Up Front: Look, Listen, Move
By Brian J. Hogan
New Year, new beginning? We're all saying goodbye and good riddance to 2009, and we all hope for better days ahead. Will there be better days?
Many companies are reporting an uptick in business, in some places as much as a 20% increase when compared to the spring of 2009. That's great, but if your business fell by 70%, a 20% upturn doesn't make you whole. The question is, will business continue to improve, or will there be a double-dip recession?
Sooner or later, the cycle will carry us all up once again. If you believe the time has come for that change, then now is certainly the time to invest in new equipment, and bring anyone you've laid off back into the plant. On the other hand, if you don't see better days ahead, perhaps you need to plan to remain in survival mode through 2010.
In this first quarter of 2010, we all need to closely track developments in the economy. It would seem that business has achieved a delicate balance, ready to either move ahead, or quickly step back. Should there be no clear signs of a definitive, strong recovery in this first quarter, or if there's a resumption of the downturn, we will be justified in believing that 2010 is going to be another lost year for manufacturing.

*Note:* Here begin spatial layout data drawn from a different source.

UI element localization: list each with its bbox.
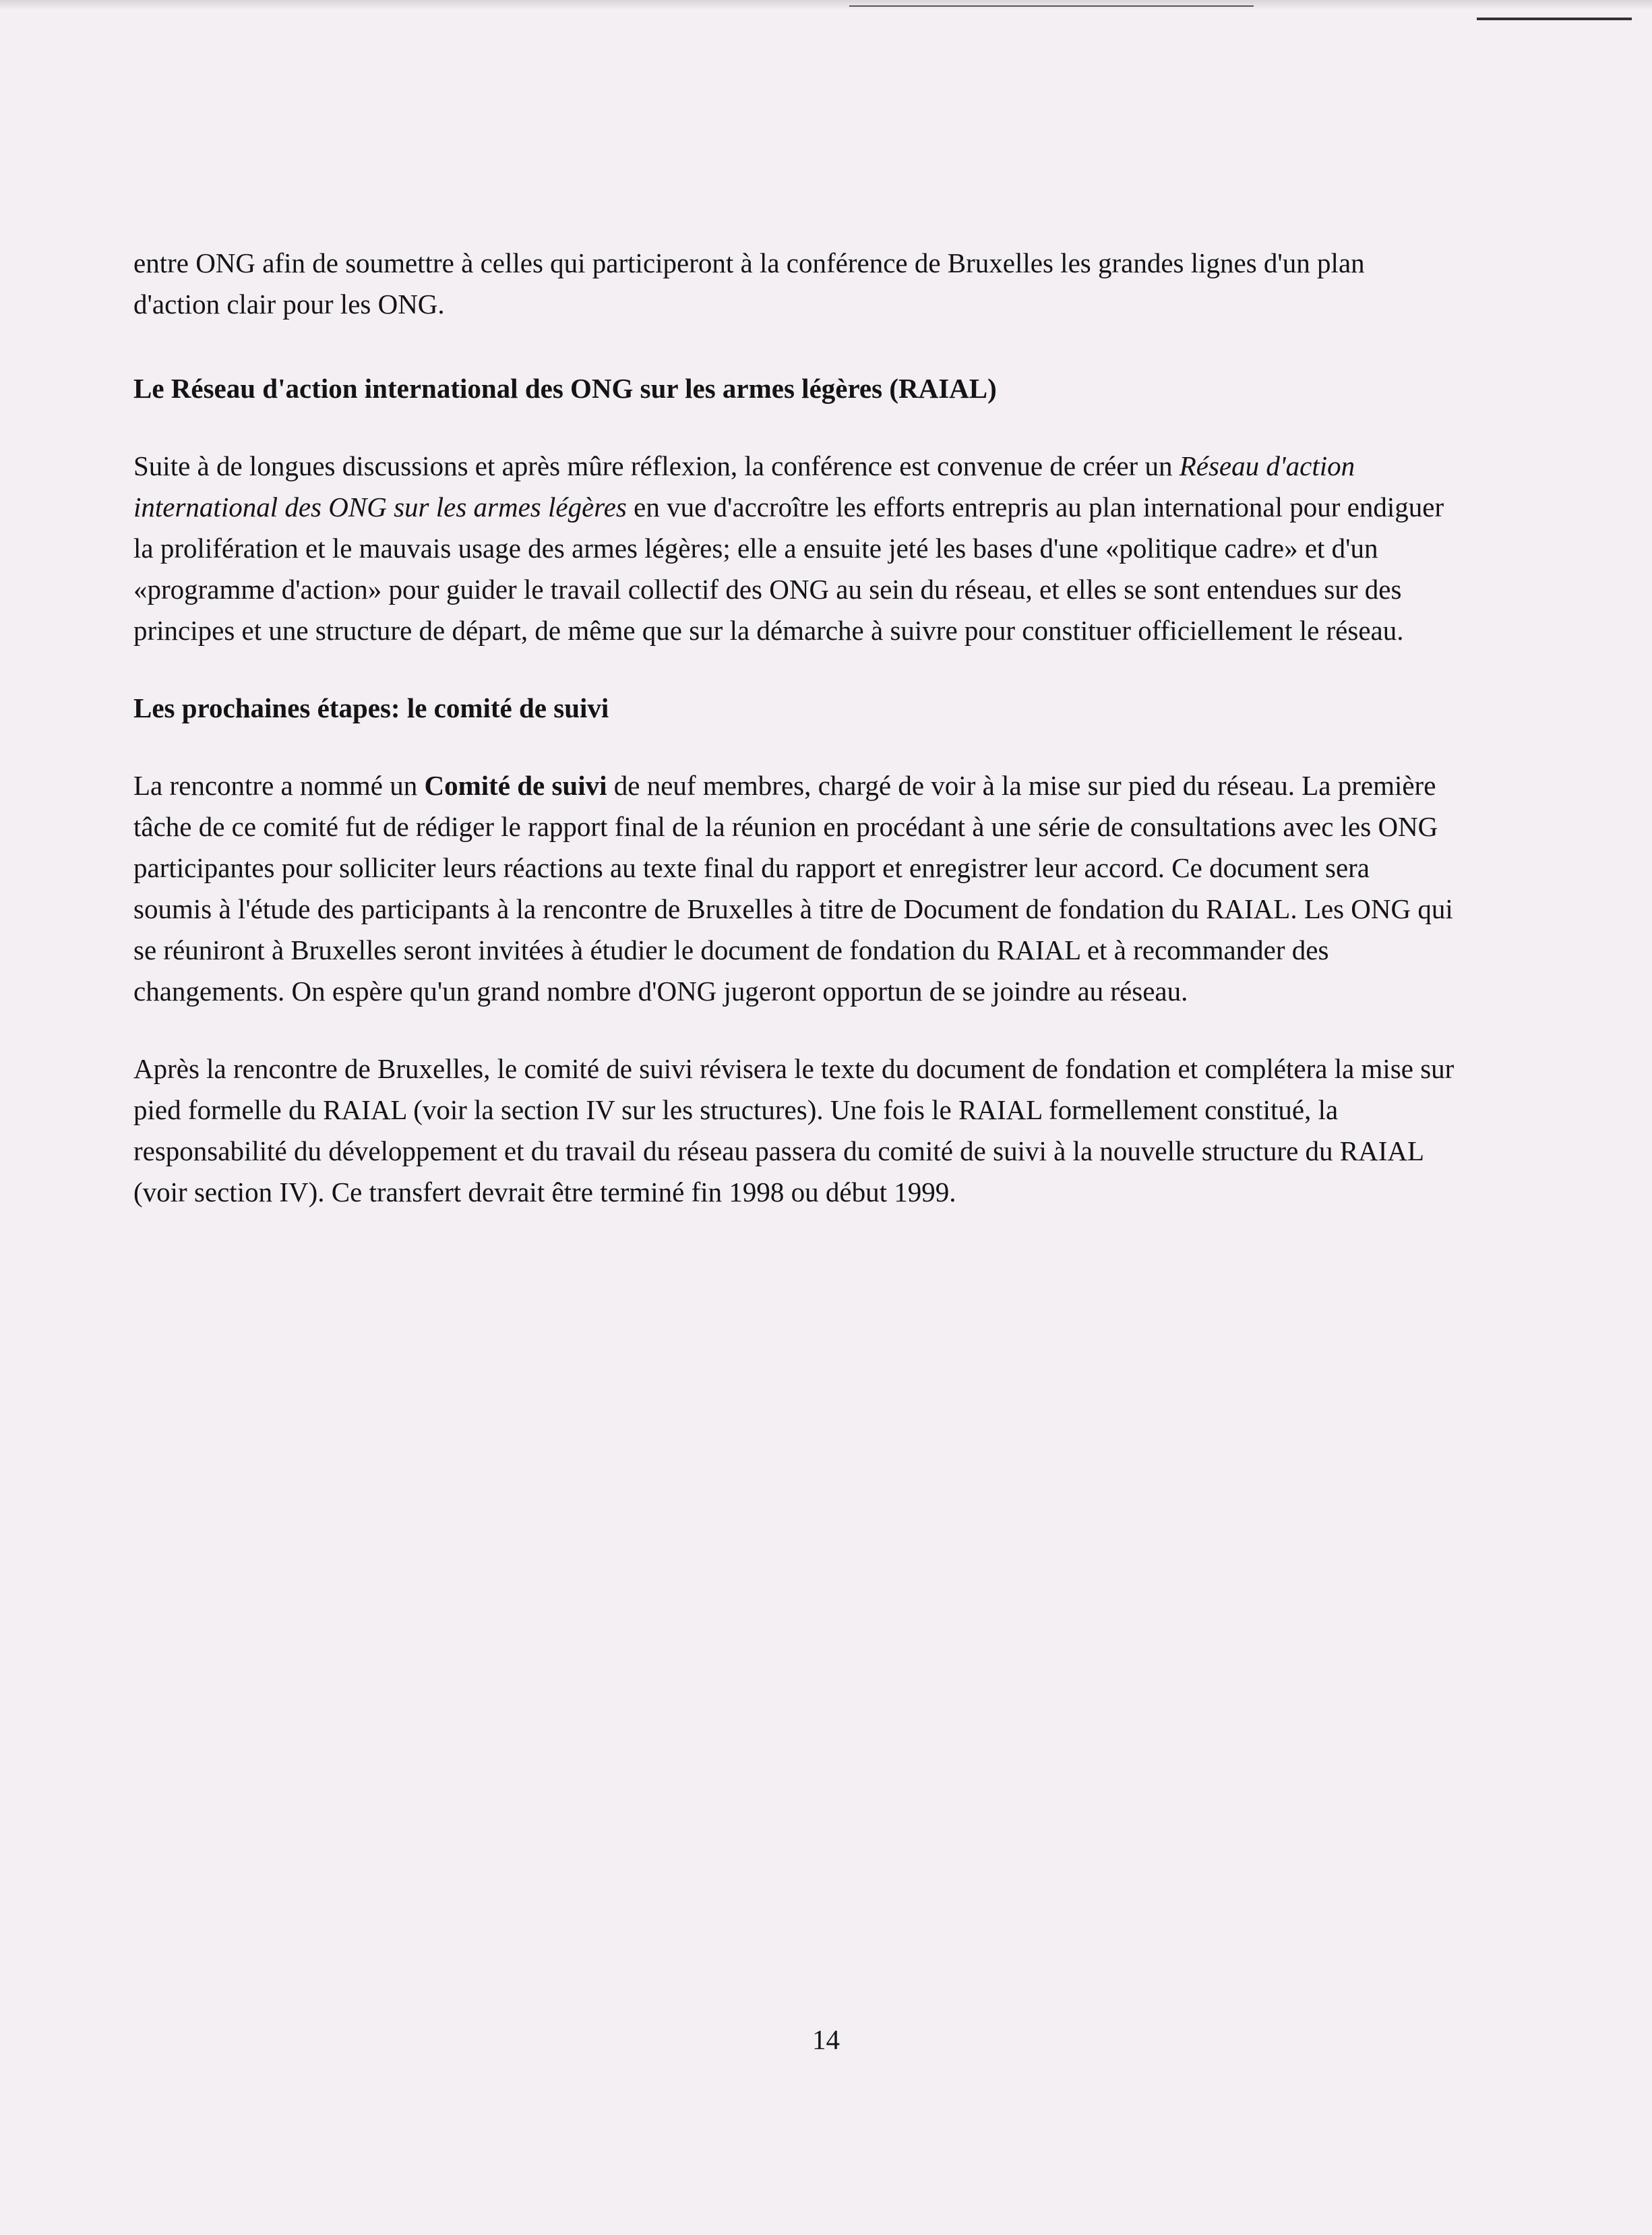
scan-top-edge [0, 0, 1652, 9]
paragraph-text: Suite à de longues discussions et après mûre réflexion, la conférence est convenue de créer un [133, 450, 1180, 481]
spacer [133, 729, 1455, 765]
spacer [133, 409, 1455, 446]
spacer [133, 651, 1455, 688]
paragraph-text: La rencontre a nommé un [133, 770, 425, 801]
page-number: 14 [812, 2024, 840, 2055]
spacer [133, 325, 1455, 368]
spacer [133, 1012, 1455, 1048]
section-heading-raial: Le Réseau d'action international des ONG sur les armes légères (RAIAL) [133, 373, 997, 404]
section-raial-paragraph [133, 446, 1455, 651]
scan-artifact-line [849, 5, 1254, 7]
section-next-steps-paragraph-2: Après la rencontre de Bruxelles, le comité de suivi révisera le texte du document de fondation et complétera la mise sur pied formelle du RAIAL (voir la section IV sur les structures). Une fois le RAIAL formellement constitué, la responsabilité du développement et du travail du réseau passera du comité de suivi à la nouvelle structure du RAIAL (voir section IV). Ce transfert devrait être terminé fin 1998 ou début 1999. [133, 1053, 1455, 1208]
paragraph-text: en vue d'accroître les efforts entrepris au plan international pour endiguer la prolifération et le mauvais usage des armes légères; elle a ensuite jeté les bases d'une «politique cadre» et d'un «programme d'action» pour guider le travail collectif des ONG au sein du réseau, et elles se sont entendues sur des principes et une structure de départ, de même que sur la démarche à suivre pour constituer officiellement le réseau. [133, 491, 1444, 646]
section-next-steps-paragraph-1 [133, 765, 1455, 1012]
section-heading-next-steps: Les prochaines étapes: le comité de suivi [133, 692, 609, 723]
scan-artifact-mark [1477, 18, 1632, 20]
committee-name-bold: Comité de suivi [424, 770, 607, 801]
document-body [133, 243, 1455, 1213]
intro-paragraph: entre ONG afin de soumettre à celles qui participeront à la conférence de Bruxelles les grandes lignes d'un plan d'action clair pour les ONG. [133, 247, 1365, 320]
network-name-italic: Réseau d'action international des ONG sur les armes légères [133, 450, 1355, 523]
paragraph-text: de neuf membres, chargé de voir à la mise sur pied du réseau. La première tâche de ce comité fut de rédiger le rapport final de la réunion en procédant à une série de consultations avec les ONG participantes pour solliciter leurs réactions au texte final du rapport et enregistrer leur accord. Ce document sera soumis à l'étude des participants à la rencontre de Bruxelles à titre de Document de fondation du RAIAL. Les ONG qui se réuniront à Bruxelles seront invitées à étudier le document de fondation du RAIAL et à recommander des changements. On espère qu'un grand nombre d'ONG jugeront opportun de se joindre au réseau. [133, 770, 1453, 1007]
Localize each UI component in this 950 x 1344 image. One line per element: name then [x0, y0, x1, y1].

The other day I saw a wonderful quote from George Orwell, the author of "Animal Farm." Orwell wrote: "To see what is in front of one's nose needs a constant struggle." So true. Too often, all of us look at the world around us through a filter consisting of our hopes and assumptions, and see what we want to see. At all times and in all places, refusing to look squarely at reality, and accept it, is unwise and unhealthy. These days, when so much rides on every move we make, a failure to look at the world around us, correctly interpret what's going on, and react in an appropriate way to events, can kill companies and destroy careers and personal fortunes.
Most of us enter the game with a certain number of chips, and last year many of us lost quite a few of them. The reserves are lower now, and the consequences of losses will be amplified.
Opposed to all the above are the people who drive manufacturing. You and your colleagues are the heart of manufacturing. Your skills and your willingness to invest—to take the calculated risk—will carry manufacturing forward.
By all means, let's move ahead. There's no point in planning for what we'll do after the end of the world. But be careful out there, and remember Mr. Orwell's warning.